I've got debug_threads and dont-optimize turned on (at Russell's request in bug 7592), and I'm seeing lots and lots of the following the logs:

Jul 28 07:21:46 ERROR[23550]: ../include/asterisk/lock.h:306 __ast_pthread_mutex_lock: chan_agent.c line 2020 (__login_exec): Deadlock? waited 230 sec for mutex '&p->app_lock'?
Jul 28 07:21:46 ERROR[23550]: ../include/asterisk/lock.h:309 __ast_pthread_mutex_lock: chan_agent.c line 950 (agent_new): '&p->app_lock' was locked here.

Comments:By: Serge Vecher (serge-v) 2006-07-28 11:12:27

jsmith: do you want to attach a complete log ...

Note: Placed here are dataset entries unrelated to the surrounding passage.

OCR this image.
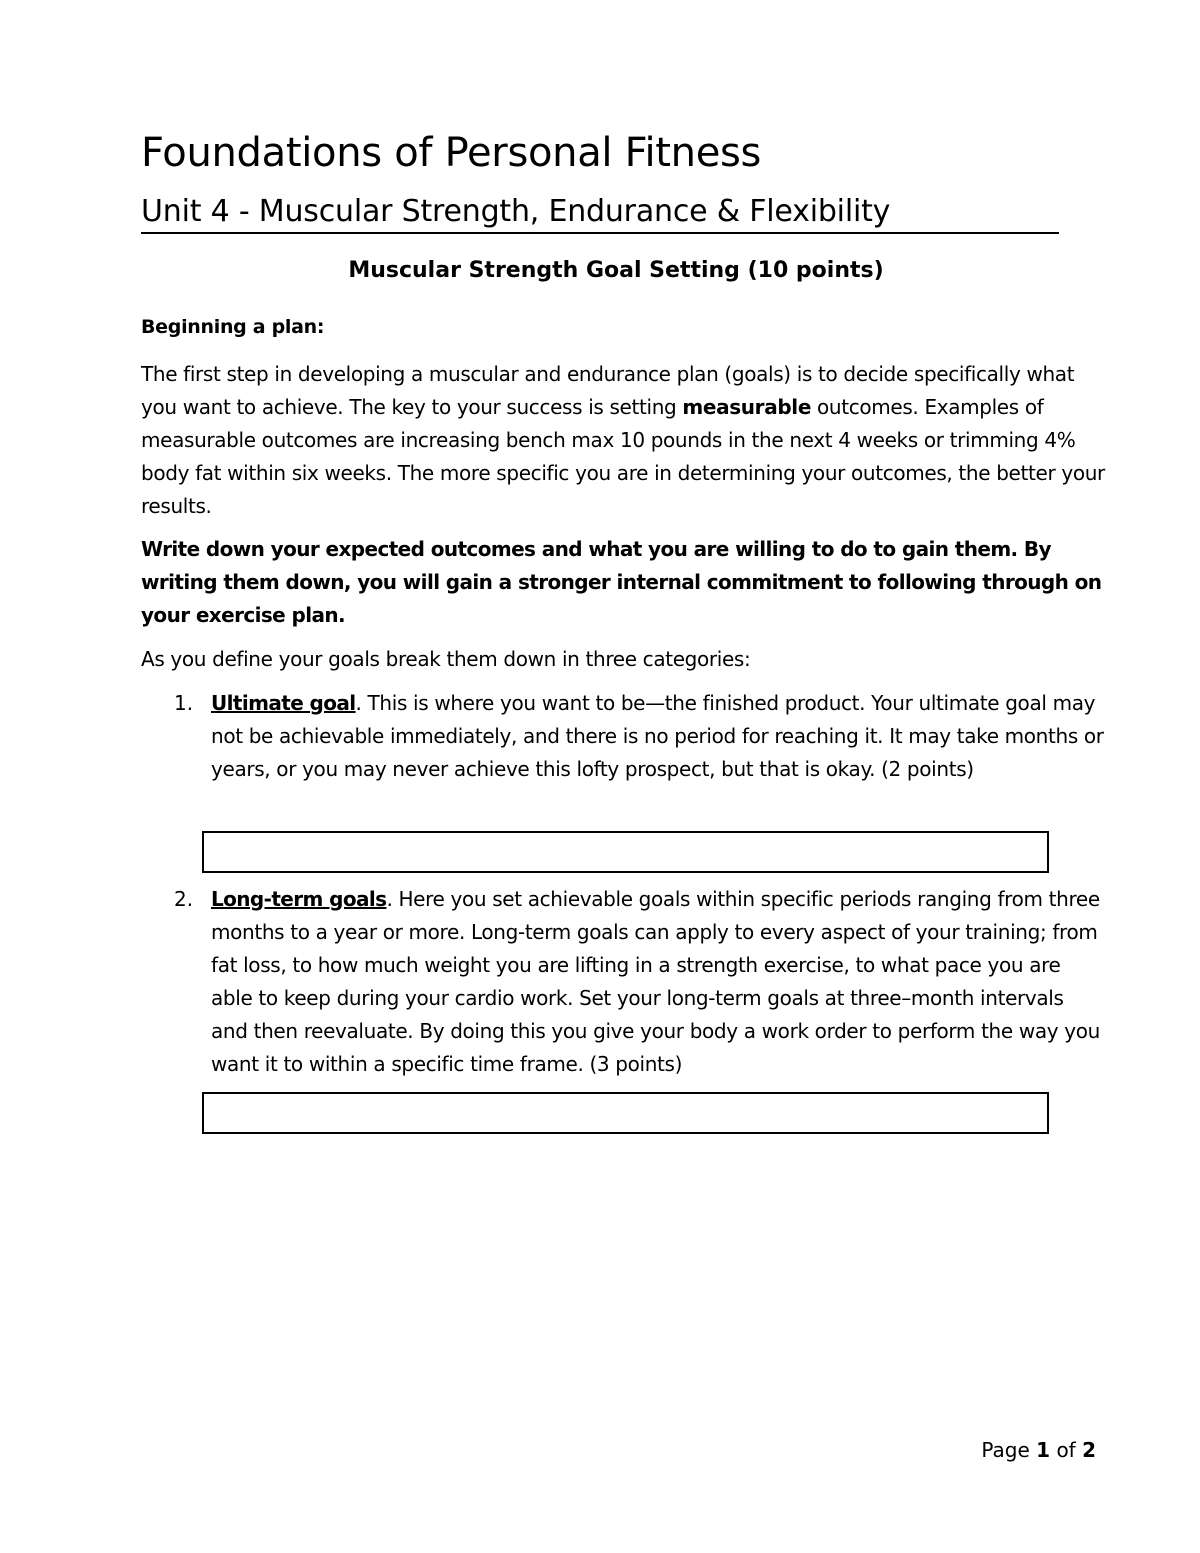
Foundations of Personal Fitness
Unit 4 - Muscular Strength, Endurance & Flexibility
Muscular Strength Goal Setting (10 points)
Beginning a plan:

The first step in developing a muscular and endurance plan (goals) is to decide specifically what you want to achieve. The key to your success is setting measurable outcomes. Examples of measurable outcomes are increasing bench max 10 pounds in the next 4 weeks or trimming 4% body fat within six weeks. The more specific you are in determining your outcomes, the better your results.

Write down your expected outcomes and what you are willing to do to gain them. By writing them down, you will gain a stronger internal commitment to following through on your exercise plan.

As you define your goals break them down in three categories:

1. Ultimate goal. This is where you want to be—the finished product. Your ultimate goal may not be achievable immediately, and there is no period for reaching it. It may take months or years, or you may never achieve this lofty prospect, but that is okay. (2 points)

2. Long-term goals. Here you set achievable goals within specific periods ranging from three months to a year or more. Long-term goals can apply to every aspect of your training; from fat loss, to how much weight you are lifting in a strength exercise, to what pace you are able to keep during your cardio work. Set your long-term goals at three–month intervals and then reevaluate. By doing this you give your body a work order to perform the way you want it to within a specific time frame. (3 points)

Page 1 of 2
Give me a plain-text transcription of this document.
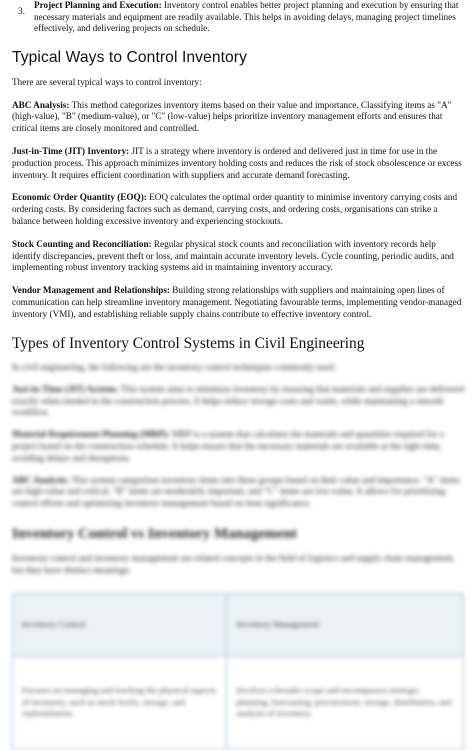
3.
Project Planning and Execution: Inventory control enables better project planning and execution by ensuring that necessary materials and equipment are readily available. This helps in avoiding delays, managing project timelines effectively, and delivering projects on schedule.
Typical Ways to Control Inventory

There are several typical ways to control inventory:

ABC Analysis: This method categorizes inventory items based on their value and importance. Classifying items as "A" (high-value), "B" (medium-value), or "C" (low-value) helps prioritize inventory management efforts and ensures that critical items are closely monitored and controlled.

Just-in-Time (JIT) Inventory: JIT is a strategy where inventory is ordered and delivered just in time for use in the production process. This approach minimizes inventory holding costs and reduces the risk of stock obsolescence or excess inventory. It requires efficient coordination with suppliers and accurate demand forecasting.

Economic Order Quantity (EOQ): EOQ calculates the optimal order quantity to minimise inventory carrying costs and ordering costs. By considering factors such as demand, carrying costs, and ordering costs, organisations can strike a balance between holding excessive inventory and experiencing stockouts.

Stock Counting and Reconciliation: Regular physical stock counts and reconciliation with inventory records help identify discrepancies, prevent theft or loss, and maintain accurate inventory levels. Cycle counting, periodic audits, and implementing robust inventory tracking systems aid in maintaining inventory accuracy.

Vendor Management and Relationships: Building strong relationships with suppliers and maintaining open lines of communication can help streamline inventory management. Negotiating favourable terms, implementing vendor-managed inventory (VMI), and establishing reliable supply chains contribute to effective inventory control.

Types of Inventory Control Systems in Civil Engineering

In civil engineering, the following are the inventory control techniques commonly used:

Just-in-Time (JIT) System: This system aims to minimize inventory by ensuring that materials and supplies are delivered exactly when needed in the construction process. It helps reduce storage costs and waste, while maintaining a smooth workflow.

Material Requirement Planning (MRP): MRP is a system that calculates the materials and quantities required for a project based on the construction schedule. It helps ensure that the necessary materials are available at the right time, avoiding delays and disruptions.

ABC Analysis: This system categorizes inventory items into three groups based on their value and importance. "A" items are high-value and critical, "B" items are moderately important, and "C" items are low-value. It allows for prioritizing control efforts and optimizing inventory management based on item significance.

Inventory Control vs Inventory Management

Inventory control and inventory management are related concepts in the field of logistics and supply chain management, but they have distinct meanings:

Inventory Control	Inventory Management
Focuses on managing and tracking the physical aspects of inventory, such as stock levels, storage, and replenishment.	Involves a broader scope and encompasses strategic planning, forecasting, procurement, storage, distribution, and analysis of inventory.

By: finnepinne (finnepinne) 2006-08-04 06:01:11

I just wanted to report that I am seeing the exact same behaviour on my machine. Our machine stops responding after a while even if not running 'show queues'. We are however using Flash Operator Panel.

By: Jared Smith (jsmith) 2006-08-04 17:57:09

I just uploaded a complete backtrace from today's deadlock, just for historical purposes.

By: Russell Bryant (russell) 2006-08-05 00:32:10

Just so it is noted here in this bug, when I logged into jsmith's machine, this problem turned out not to be related to "show queues".

This problem was related to the use of chan_agent in combination with transfers.

If you are experiencing this problem, you are using chan_agent, and your agents are using transfers, I would STRONGLY recommend that you migrate your system to use dynamic queue members instead.  If you are not using chan_agent, but are experiencing deadlocks, then please say so that we can figure it out, as it would be a different issue than what jsmith was having.

By: Serge Vecher (serge-v) 2006-08-21 14:34:59

jsmith: did you migrate over to dynamic queues in dialplan. Are we ready to close this issue?

By: Jared Smith (jsmith) 2006-08-22 14:24:17

I've moved over to dynamic queues, and while they work, they're not perfect.  First, the queue statistics (if you do a "show queues" from the CLI) is all wrong.  It shows agents as not being on a call, even if they are.  Second, issuing a "reload" seems to corrupt something in the queue, as doing a "show queues" after a reload shows all kinds of garbage on the screen.  If you'd like, I can open these as seperate issues, as they're not 100% related to this particular crash.

By: Jared Smith (jsmith) 2006-08-22 14:25:25

Yes, I've moved to dynamic queues, and transfers no longer crash the system.

By: Serge Vecher (serge-v) 2006-08-22 14:36:49

jsmith: I'm glad your issue is fixed. Please open new bug reports for other issues you've mentioned with dynamic queues. Thanks.